Par ailleurs, Vicocha se voit rapidement rattrapée par les vieilles chimères de son humanité en exil et déboussolée. Grâce à l’ambre minéral, dont le pays dispose paradoxalement en quantité relativement importante par ses réserves nationales et ses gisements natifs, les techniques psy et l’exploitation de la magie vont rapidement s’envoler. L’alchimie, le druidisme, l’occultisme, le chamanisme… Tout cela va se développer, et s’amplifier à partir du moment où la guerre humano-elfique prendra fin et où, parallèlement, la seconde guerre des Dieux initiera la grande conquête spirite des divinités, celles rattachées à la cité des Dieux du couloir des tempêtes comme celles qui s’opposent à son pouvoir. Les dieux du couloir des tempêtes, savoir ce que l’on nomme « l’ennéade de Vicocha » chez les humains et de Wyroya chez les elfes, s’imposeront rapidement et remplaceront une bonne partie des cultes anciens, notamment terrestres. Le monothéisme tombe dans l’oublie à Vicocha, jusqu’à ce qu’il ressuscite, partiellement, lors de l’épisode des gahabînarim, les chevaliers de la lumière, et de la sanctification de leur très saint temple sur le mont de l’Oracle. Il survivra toutefois ailleurs sous d’autres formes, notamment chez les nains du dwordwenion ou, beaucoup plus tard, sous celle plus « cananéenne » du grand All des royaumes indépendants du yuwakan et de Kraïche.

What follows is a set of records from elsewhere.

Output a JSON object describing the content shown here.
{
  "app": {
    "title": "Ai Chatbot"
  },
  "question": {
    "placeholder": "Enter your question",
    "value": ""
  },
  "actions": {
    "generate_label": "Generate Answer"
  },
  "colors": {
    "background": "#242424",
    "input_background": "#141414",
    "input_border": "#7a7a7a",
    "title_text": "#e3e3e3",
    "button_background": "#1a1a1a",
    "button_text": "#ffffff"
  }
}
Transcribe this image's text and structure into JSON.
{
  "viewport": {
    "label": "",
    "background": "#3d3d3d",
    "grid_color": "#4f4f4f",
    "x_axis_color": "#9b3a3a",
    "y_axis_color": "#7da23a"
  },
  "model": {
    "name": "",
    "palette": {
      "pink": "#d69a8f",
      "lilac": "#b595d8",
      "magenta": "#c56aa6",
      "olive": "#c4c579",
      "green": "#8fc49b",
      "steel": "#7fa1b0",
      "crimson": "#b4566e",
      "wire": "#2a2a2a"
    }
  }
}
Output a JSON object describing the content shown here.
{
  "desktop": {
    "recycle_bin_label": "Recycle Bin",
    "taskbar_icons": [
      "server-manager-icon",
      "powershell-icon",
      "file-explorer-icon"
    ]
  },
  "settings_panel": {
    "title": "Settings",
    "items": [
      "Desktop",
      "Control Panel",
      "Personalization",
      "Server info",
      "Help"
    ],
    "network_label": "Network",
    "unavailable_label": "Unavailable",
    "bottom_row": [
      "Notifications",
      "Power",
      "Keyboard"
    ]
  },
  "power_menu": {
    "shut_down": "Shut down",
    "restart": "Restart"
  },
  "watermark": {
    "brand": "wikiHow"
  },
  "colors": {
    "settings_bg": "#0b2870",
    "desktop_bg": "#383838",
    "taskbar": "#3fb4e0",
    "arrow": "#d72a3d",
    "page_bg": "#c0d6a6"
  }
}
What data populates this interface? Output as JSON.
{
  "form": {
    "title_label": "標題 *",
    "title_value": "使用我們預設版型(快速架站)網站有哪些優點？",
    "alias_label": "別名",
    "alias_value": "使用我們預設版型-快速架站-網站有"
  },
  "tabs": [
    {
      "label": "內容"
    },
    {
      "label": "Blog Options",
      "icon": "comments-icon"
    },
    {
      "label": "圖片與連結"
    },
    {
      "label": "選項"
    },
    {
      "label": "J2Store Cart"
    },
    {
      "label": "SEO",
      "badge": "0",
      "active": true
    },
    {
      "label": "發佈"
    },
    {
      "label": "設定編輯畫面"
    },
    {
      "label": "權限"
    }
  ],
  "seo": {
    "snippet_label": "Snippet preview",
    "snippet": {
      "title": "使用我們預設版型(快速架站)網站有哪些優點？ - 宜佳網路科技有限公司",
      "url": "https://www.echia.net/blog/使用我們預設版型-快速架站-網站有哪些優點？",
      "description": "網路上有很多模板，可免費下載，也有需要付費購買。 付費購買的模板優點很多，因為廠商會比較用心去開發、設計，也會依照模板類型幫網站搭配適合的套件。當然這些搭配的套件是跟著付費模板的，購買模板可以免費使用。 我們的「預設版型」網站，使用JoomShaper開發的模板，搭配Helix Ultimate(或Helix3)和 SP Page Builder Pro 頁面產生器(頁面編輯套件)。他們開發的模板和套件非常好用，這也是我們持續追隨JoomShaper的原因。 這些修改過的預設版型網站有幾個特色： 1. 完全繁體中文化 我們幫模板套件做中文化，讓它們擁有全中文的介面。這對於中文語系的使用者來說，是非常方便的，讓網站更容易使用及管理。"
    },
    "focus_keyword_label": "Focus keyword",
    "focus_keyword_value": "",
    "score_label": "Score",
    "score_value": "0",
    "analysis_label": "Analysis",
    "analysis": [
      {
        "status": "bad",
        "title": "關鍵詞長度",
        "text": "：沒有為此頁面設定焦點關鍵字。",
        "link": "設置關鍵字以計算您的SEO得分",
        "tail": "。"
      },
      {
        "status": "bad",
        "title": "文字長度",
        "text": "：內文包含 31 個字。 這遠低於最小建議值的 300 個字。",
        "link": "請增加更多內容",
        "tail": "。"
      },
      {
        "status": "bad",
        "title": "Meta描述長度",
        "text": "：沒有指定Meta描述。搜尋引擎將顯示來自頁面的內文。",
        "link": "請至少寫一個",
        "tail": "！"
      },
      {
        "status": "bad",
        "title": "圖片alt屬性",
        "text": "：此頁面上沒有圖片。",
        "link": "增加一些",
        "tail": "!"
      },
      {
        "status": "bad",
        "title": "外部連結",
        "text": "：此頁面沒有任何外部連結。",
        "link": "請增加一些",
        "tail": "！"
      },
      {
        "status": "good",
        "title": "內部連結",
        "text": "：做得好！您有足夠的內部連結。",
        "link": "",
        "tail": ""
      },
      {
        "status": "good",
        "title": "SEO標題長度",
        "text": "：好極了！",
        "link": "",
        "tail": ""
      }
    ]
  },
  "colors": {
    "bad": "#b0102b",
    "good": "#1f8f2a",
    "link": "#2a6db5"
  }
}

Toujours est-il que la magie devient une composante essentielle de la société de Vicocha et qu’elle pare à ses soucis technologiques. Les druides, les alchimistes, les magiciens, sont répartis dans tous le royaume, que ce soit à l’intérieur ou à l’extérieur du grand mur d’Ata kama (construit après les guerres humano-elfiques). Ces corporations possèdent même des villes qui leurs sont consacrées. Après la chute des chevaliers de lumière du mont de l’Oracle, leurs héritiers secrets, les élus de la matière et les vagabonds des rêves, trouveront aussi leur place aux côtés des autres explorateurs de l’esprit. La capacité des premiers à transmuter par l’ambre, et des seconds à « tisser des rêves » et à « sceller la mémoire », seront très appréciées de générations de vicochîlims. Quant à l’ambre minéral, justement, il sera utilisé à toutes les sauces, notamment grâce au système des « sphères mémoires » qui permet de conserver une connaissance ou une séquence mémorielle au sein du caillou et à la retransmettre ensuite au moyen d’une impulsion psychique de façon à la graver directement dans la mémoire de sa cible. Sa fonction d’amplificateur psychique ou énergétique sera également souvent exploitée, pour renforcer les technologies de base du pays ou pour tous les praticiens des sciences de l’esprit.

Il est aussi à noter que, très tôt, Vicocha entretient un rapport de porosité avec le monde elfique qui se développe, parallèlement, dans la forêt monde d’Itchita toute proche. Si les deux univers s’ignorent, les humains des territoires d’Imufa, ville forestière qui occupe l’extrême occident de l’Itchitînn, se font les transmetteurs d’un trafic technologique et magique qui va dans les deux sens. Ce même si les elfes, immobilistes et très fermés, ont tendance à rejeter tout ce qui vient de Vicocha comme étant une œuvre de barbare. La conscience des humains de l’existence de l’empire elfique étant nulle ou quasi nulle, cette porosité restera toujours très souterraine jusqu’à la fin de l’âge impérial. Et donc certaines des choses qui venaient d’Elfia ou des cités sylvaines sont considérées à tort par les vicochîlims comme étant des inventions de leur propre pays, et inversement chez les elfes.

Enfin, à partir de la moitié du dixième siècle, l’arrivée de l’empire de Ktyss par l’Est, puis sa conquête de tous les territoires orientaux de Vicocha (et après eux la fondation du royaume de Zhila), les techniques impériales se mettent également à circuler avant de s’imposer fortement durant la décade impériale.